Hari bersejarah tersebut diperingati setiap seratus tahun sekali dengan
sebutan Pujawali Bhatara Turun Kabeh Eka Dasa Rudra. Demikianlah, pada jaman
selanjutnya dibuktikan, yakni berbagai satwa liar mendatangi gunung Agung yaitu
gunung Toh Langkir pada saat gelaran Pujawali Bhatara Turun Kabeh. Bagaikan hal
yang disepakati antara manusia dan satwa alam jagat Bali. Beruntunglah manusia
yang sempat menyaksikan gelaran agung seratus tahunan tersebut.
* * *
Kemudian saya ceritakan suatu kejadian yang berhubungan dengan ‘bajra
winarah pitu’. Jauh sebelum mendapat cerita di atas saya membeli tiga bajra.

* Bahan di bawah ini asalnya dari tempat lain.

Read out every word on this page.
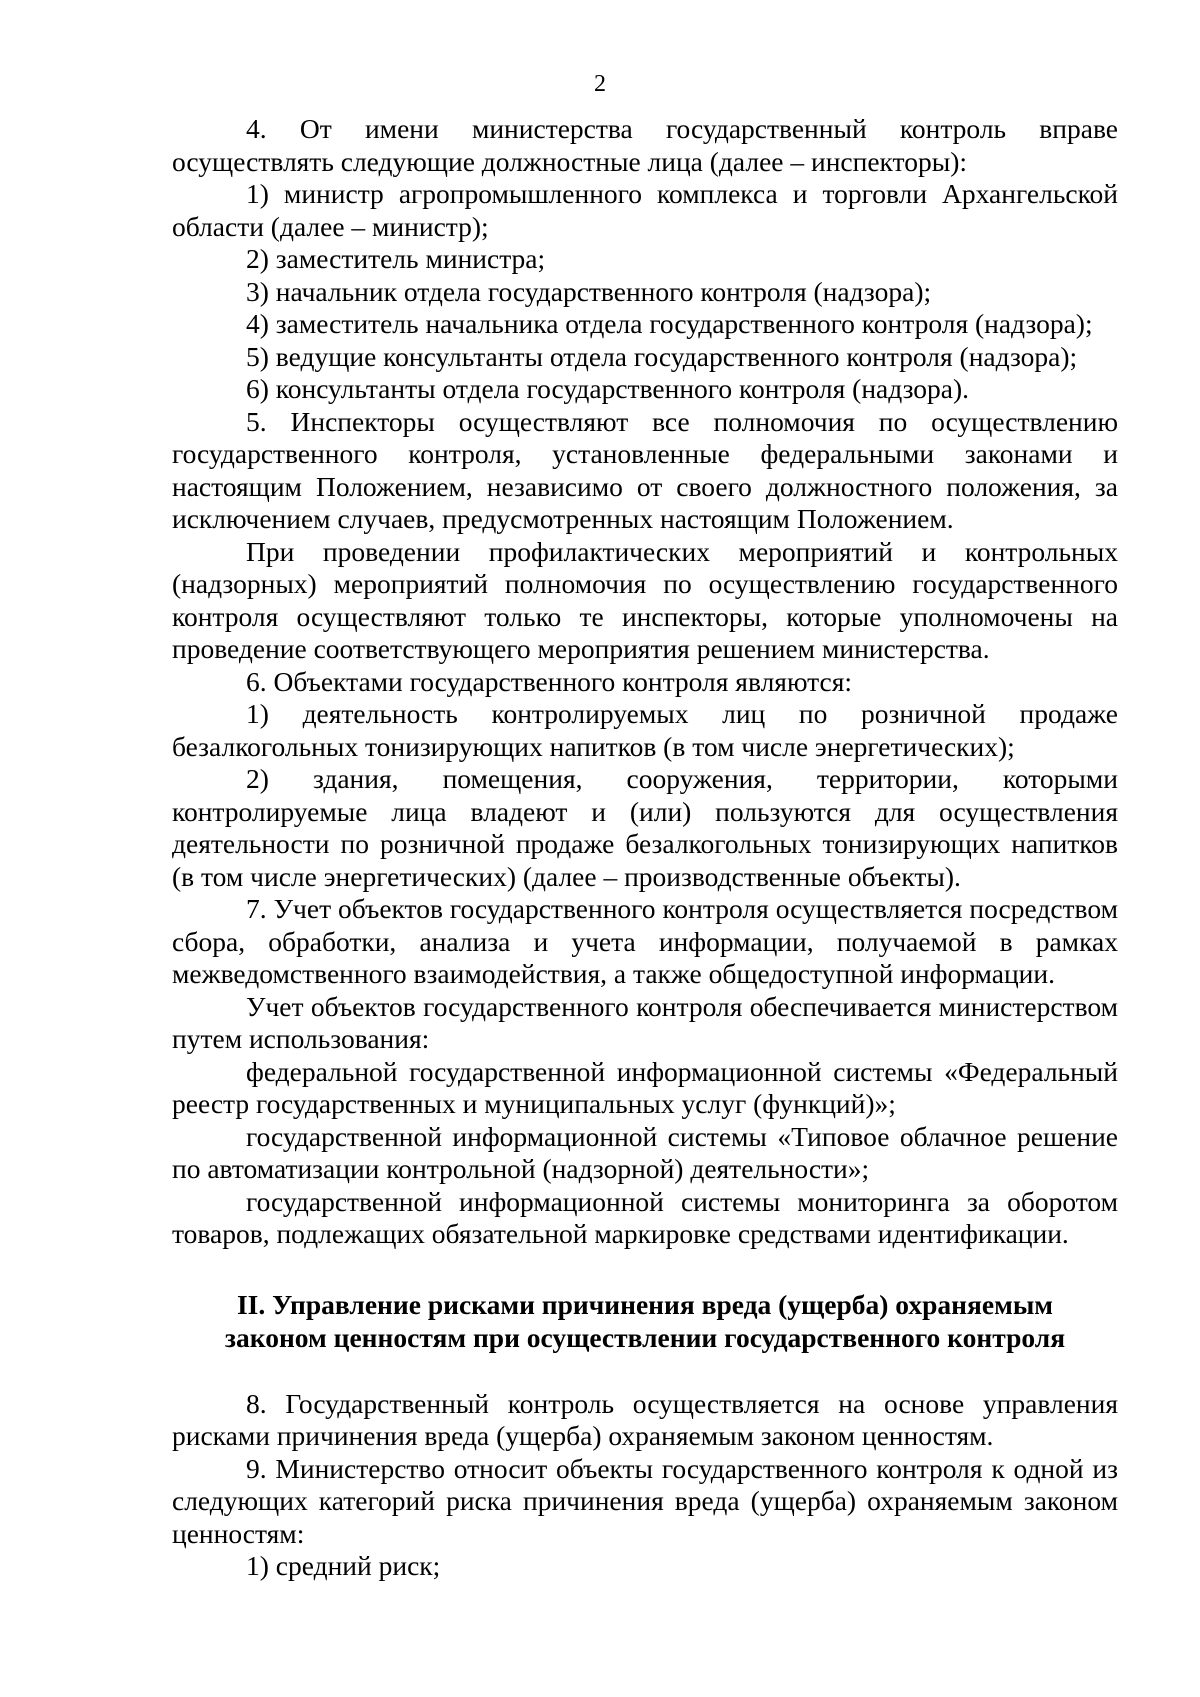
2

4. От имени министерства государственный контроль вправе осуществлять следующие должностные лица (далее – инспекторы):

1) министр агропромышленного комплекса и торговли Архангельской области (далее – министр);

2) заместитель министра;

3) начальник отдела государственного контроля (надзора);

4) заместитель начальника отдела государственного контроля (надзора);

5) ведущие консультанты отдела государственного контроля (надзора);

6) консультанты отдела государственного контроля (надзора).

5. Инспекторы осуществляют все полномочия по осуществлению государственного контроля, установленные федеральными законами и настоящим Положением, независимо от своего должностного положения, за исключением случаев, предусмотренных настоящим Положением.

При проведении профилактических мероприятий и контрольных (надзорных) мероприятий полномочия по осуществлению государственного контроля осуществляют только те инспекторы, которые уполномочены на проведение соответствующего мероприятия решением министерства.

6. Объектами государственного контроля являются:

1) деятельность контролируемых лиц по розничной продаже безалкогольных тонизирующих напитков (в том числе энергетических);

2) здания, помещения, сооружения, территории, которыми контролируемые лица владеют и (или) пользуются для осуществления деятельности по розничной продаже безалкогольных тонизирующих напитков (в том числе энергетических) (далее – производственные объекты).

7. Учет объектов государственного контроля осуществляется посредством сбора, обработки, анализа и учета информации, получаемой в рамках межведомственного взаимодействия, а также общедоступной информации.

Учет объектов государственного контроля обеспечивается министерством путем использования:

федеральной государственной информационной системы «Федеральный реестр государственных и муниципальных услуг (функций)»;

государственной информационной системы «Типовое облачное решение по автоматизации контрольной (надзорной) деятельности»;

государственной информационной системы мониторинга за оборотом товаров, подлежащих обязательной маркировке средствами идентификации.

II. Управление рисками причинения вреда (ущерба) охраняемым
законом ценностям при осуществлении государственного контроля

8. Государственный контроль осуществляется на основе управления рисками причинения вреда (ущерба) охраняемым законом ценностям.

9. Министерство относит объекты государственного контроля к одной из следующих категорий риска причинения вреда (ущерба) охраняемым законом ценностям:

1) средний риск;
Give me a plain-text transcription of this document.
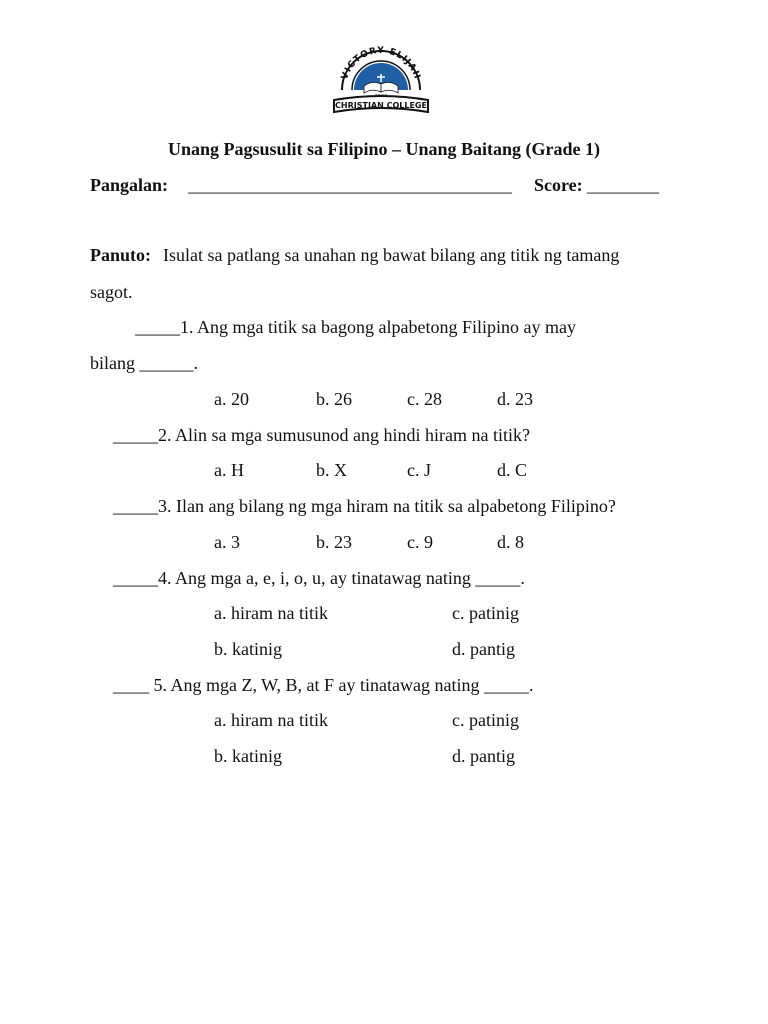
VICTORY ELIJAH
CHRISTIAN COLLEGE
Unang Pagsusulit sa Filipino – Unang Baitang (Grade 1)
Pangalan: ____________________________________ Score: ________
Panuto: Isulat sa patlang sa unahan ng bawat bilang ang titik ng tamang
sagot.
_____1. Ang mga titik sa bagong alpabetong Filipino ay may
bilang ______.
a. 20	b. 26	c. 28	d. 23
_____2. Alin sa mga sumusunod ang hindi hiram na titik?
a. H	b. X	c. J	d. C
_____3. Ilan ang bilang ng mga hiram na titik sa alpabetong Filipino?
a. 3	b. 23	c. 9	d. 8
_____4. Ang mga a, e, i, o, u, ay tinatawag nating _____.
a. hiram na titik	c. patinig
b. katinig	d. pantig
____ 5. Ang mga Z, W, B, at F ay tinatawag nating _____.
a. hiram na titik	c. patinig
b. katinig	d. pantig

Ukurannya besar sampai sedang, diletakkan di ruang suci Puri Agung Dharma Giri
Utama, memohonkan taksu kepada Bhatara Raja. Beberapa hari kemudian, disebelah
tiga bajra baru tersebut telah muncul dengan sendirinya tiga bajra kuno. Hal
tersebut dilaporkan oleh pengayah puri yang sudah sering mendapati kemunculan
pratima di meja ruang suci. Karena saking seringnya keanehan terjadi di Puri,
hal-hal seperti demikian tidaklah menjadi suatu kehebohan.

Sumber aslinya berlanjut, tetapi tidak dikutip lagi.